No ano de 1955, por meio da Lei 1.806, de 6 de janeiro de 1953, (criação da SPVEA), foram incorporados à Amazônia Brasileira, o Estado do Maranhão (a oeste do meridiano 44º), o estado de Goiás (ao norte do paralelo 13º de latitude sul - atualmente Estado de Tocantins) e Mato Grosso (ao norte do paralelo 16º latitude Sul). Com esse dispositivo, a Amazônia Brasileira passou a ser chamada de Amazônia Legal, constituída por conceito político e não necessariamente por imperativos geográficos.
Em 1966, já no governo militar de Castelo Branco, a SPVEA foi substituída pela Sudam. Tal órgão foi também criado para dinamizar a economia amazônica. Em 1967, sempre perseguindo a idéia de desenvolver a região, foi criada a Zona Franca de Manaus: uma área de livre comércio com isenção fiscal que até hoje perdura.

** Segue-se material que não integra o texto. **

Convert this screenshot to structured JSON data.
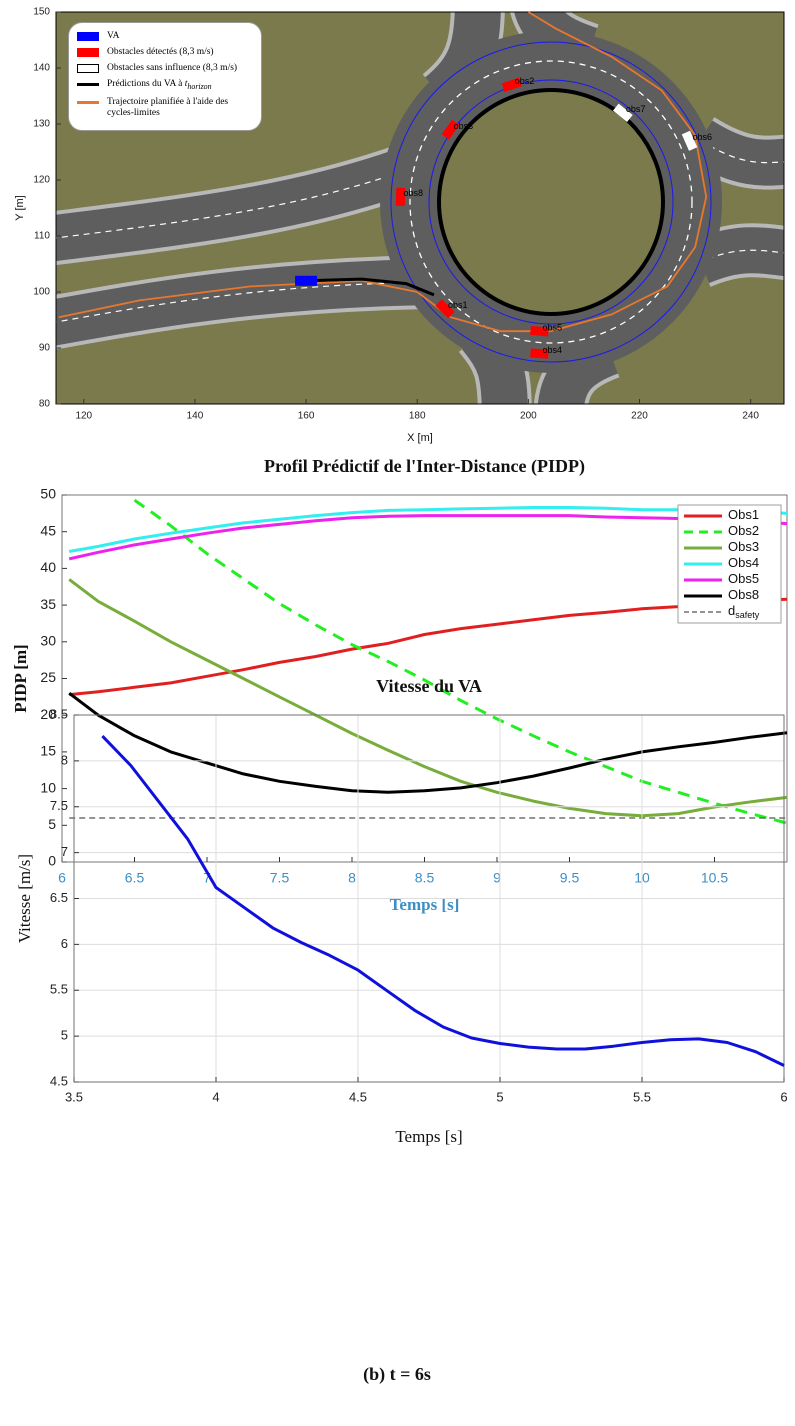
{
  "chart_data": [
    {
      "type": "map",
      "xlabel": "X [m]",
      "ylabel": "Y [m]",
      "xlim": [
        115,
        246
      ],
      "ylim": [
        80,
        150
      ],
      "xticks": [
        120,
        140,
        160,
        180,
        200,
        220,
        240
      ],
      "yticks": [
        80,
        90,
        100,
        110,
        120,
        130,
        140,
        150
      ],
      "legend": [
        {
          "text": "VA",
          "color": "#0000ff",
          "style": "fill"
        },
        {
          "text": "Obstacles détectés (8,3 m/s)",
          "color": "#ff0000",
          "style": "fill"
        },
        {
          "text": "Obstacles sans influence (8,3 m/s)",
          "color": "#000000",
          "style": "outline"
        },
        {
          "text": "Prédictions du VA à ",
          "var": "t",
          "sub": "horizon",
          "color": "#000000",
          "style": "line"
        },
        {
          "text": "Trajectoire planifiée à l'aide des cycles-limites",
          "color": "#e8772e",
          "style": "line"
        }
      ],
      "va": {
        "x": 160,
        "y": 102,
        "color": "#0000ff"
      },
      "prediction": {
        "color": "#000000",
        "x": [
          160,
          170,
          178,
          183
        ],
        "y": [
          102,
          102.3,
          101.5,
          99.5
        ]
      },
      "trajectory": {
        "color": "#e8772e",
        "x": [
          115.5,
          130,
          150,
          170,
          180,
          186,
          195,
          204,
          215,
          225,
          230,
          232,
          230,
          224,
          215,
          205,
          200
        ],
        "y": [
          95.5,
          98.5,
          101,
          102,
          100,
          95.5,
          93,
          93,
          96,
          101,
          108,
          117,
          128,
          136,
          142,
          147,
          150
        ]
      },
      "detected_color": "#ff0000",
      "undetected_color": "#ffffff",
      "obstacles": [
        {
          "label": "obs1",
          "x": 185,
          "y": 97,
          "detected": true
        },
        {
          "label": "obs2",
          "x": 197,
          "y": 137,
          "detected": true
        },
        {
          "label": "obs3",
          "x": 186,
          "y": 129,
          "detected": true
        },
        {
          "label": "obs4",
          "x": 202,
          "y": 89,
          "detected": true
        },
        {
          "label": "obs5",
          "x": 202,
          "y": 93,
          "detected": true
        },
        {
          "label": "obs6",
          "x": 229,
          "y": 127,
          "detected": false
        },
        {
          "label": "obs7",
          "x": 217,
          "y": 132,
          "detected": false
        },
        {
          "label": "obs8",
          "x": 177,
          "y": 117,
          "detected": true
        }
      ]
    },
    {
      "type": "line",
      "title": "Profil Prédictif de l'Inter-Distance (PIDP)",
      "xlabel": "Temps [s]",
      "ylabel": "PIDP [m]",
      "xlim": [
        6,
        11
      ],
      "ylim": [
        0,
        50
      ],
      "xticks": [
        6,
        6.5,
        7,
        7.5,
        8,
        8.5,
        9,
        9.5,
        10,
        10.5
      ],
      "yticks": [
        0,
        5,
        10,
        15,
        20,
        25,
        30,
        35,
        40,
        45,
        50
      ],
      "tick_color": "#3d8fc6",
      "grid": false,
      "legend": "upper right",
      "x": [
        6.05,
        6.25,
        6.5,
        6.75,
        7,
        7.25,
        7.5,
        7.75,
        8,
        8.25,
        8.5,
        8.75,
        9,
        9.25,
        9.5,
        9.75,
        10,
        10.25,
        10.5,
        10.75,
        11
      ],
      "series": [
        {
          "name": "Obs1",
          "color": "#e02020",
          "values": [
            22.8,
            23.2,
            23.8,
            24.4,
            25.3,
            26.2,
            27.2,
            28.0,
            29.0,
            29.8,
            31.0,
            31.8,
            32.4,
            33.0,
            33.6,
            34.0,
            34.5,
            34.8,
            35.3,
            35.6,
            35.8
          ]
        },
        {
          "name": "Obs2",
          "color": "#22ee22",
          "dash": true,
          "values": [
            null,
            null,
            49.3,
            45.8,
            42.0,
            38.6,
            35.2,
            32.3,
            29.6,
            27.3,
            24.8,
            22.0,
            19.5,
            17.2,
            15.0,
            13.0,
            11.0,
            9.5,
            8.0,
            6.6,
            5.3
          ]
        },
        {
          "name": "Obs3",
          "color": "#77ad3a",
          "values": [
            38.5,
            35.5,
            32.8,
            30.0,
            27.5,
            25.0,
            22.5,
            20.0,
            17.5,
            15.2,
            13.0,
            11.0,
            9.5,
            8.3,
            7.3,
            6.6,
            6.3,
            6.6,
            7.5,
            8.2,
            8.8
          ]
        },
        {
          "name": "Obs4",
          "color": "#33eeee",
          "values": [
            42.3,
            43.0,
            44.0,
            44.8,
            45.5,
            46.2,
            46.7,
            47.2,
            47.6,
            47.9,
            48.0,
            48.1,
            48.2,
            48.3,
            48.3,
            48.2,
            48.0,
            48.0,
            47.9,
            47.8,
            47.5
          ]
        },
        {
          "name": "Obs5",
          "color": "#ee22ee",
          "values": [
            41.3,
            42.2,
            43.2,
            44.0,
            44.8,
            45.5,
            46.0,
            46.5,
            46.9,
            47.1,
            47.2,
            47.2,
            47.2,
            47.2,
            47.2,
            47.0,
            46.9,
            46.8,
            46.6,
            46.4,
            46.1
          ]
        },
        {
          "name": "Obs8",
          "color": "#000000",
          "values": [
            23.0,
            20.0,
            17.2,
            15.0,
            13.5,
            12.0,
            11.0,
            10.3,
            9.7,
            9.5,
            9.7,
            10.1,
            10.8,
            11.7,
            12.8,
            14.0,
            15.0,
            15.7,
            16.3,
            17.0,
            17.6
          ]
        },
        {
          "name": "d",
          "name_sub": "safety",
          "color": "#555555",
          "dash": true,
          "thin": true,
          "values": [
            6,
            6,
            6,
            6,
            6,
            6,
            6,
            6,
            6,
            6,
            6,
            6,
            6,
            6,
            6,
            6,
            6,
            6,
            6,
            6,
            6
          ]
        }
      ]
    },
    {
      "type": "line",
      "title": "Vitesse du VA",
      "xlabel": "Temps [s]",
      "ylabel": "Vitesse [m/s]",
      "xlim": [
        3.5,
        6
      ],
      "ylim": [
        4.5,
        8.5
      ],
      "xticks": [
        3.5,
        4,
        4.5,
        5,
        5.5,
        6
      ],
      "yticks": [
        4.5,
        5,
        5.5,
        6,
        6.5,
        7,
        7.5,
        8,
        8.5
      ],
      "grid": true,
      "x": [
        3.6,
        3.7,
        3.8,
        3.9,
        4.0,
        4.1,
        4.2,
        4.3,
        4.4,
        4.5,
        4.6,
        4.7,
        4.8,
        4.9,
        5.0,
        5.1,
        5.2,
        5.3,
        5.4,
        5.5,
        5.6,
        5.7,
        5.8,
        5.9,
        6.0
      ],
      "series": [
        {
          "color": "#1010dd",
          "values": [
            8.27,
            7.95,
            7.55,
            7.15,
            6.62,
            6.4,
            6.18,
            6.02,
            5.88,
            5.72,
            5.5,
            5.28,
            5.1,
            4.98,
            4.92,
            4.88,
            4.86,
            4.86,
            4.89,
            4.93,
            4.96,
            4.97,
            4.93,
            4.83,
            4.68
          ]
        }
      ]
    }
  ],
  "caption": "(b) t = 6s"
}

Em 11 de outubro de 1977, a Lei Complementar nº 31 criou o estado do Mato Grosso do Sul e, em decorrência, o limite estabelecido pelo paralelo 16º é extinto. Todo o território do novo estado do Mato Grosso passa assim a fazer parte da Amazônia Legal.
Com a promulgação da Constituição Federal de 5 de outubro de 1988 é criado o estado do Tocantins e os territórios federais de Roraima e do Amapá são transformados em estados federados. Assim, o paralelo que dividia o antigo estado de Goiás e que limitava a área da Amazônia Legal foi substituído pelos novos limites políticos entre Goiás e Tocantins.
Em 24 de agosto de 2001, o presidente Fernando Henrique Cardoso assinou a medida provisória nº. 2.157-5, que criou a Agência de Desenvolvimento da Amazônia (ADA) e extinguiu a Sudam. Esta decisão foi tomada após seguidas críticas quanto à eficiência desta autarquia e o novo órgão passou a ser a responsável pelo gerenciamento dos programas relativos à Amazônia Legal. Em agosto de 2003 o presidente Luiz Inácio Lula da Silva recriou a Sudam.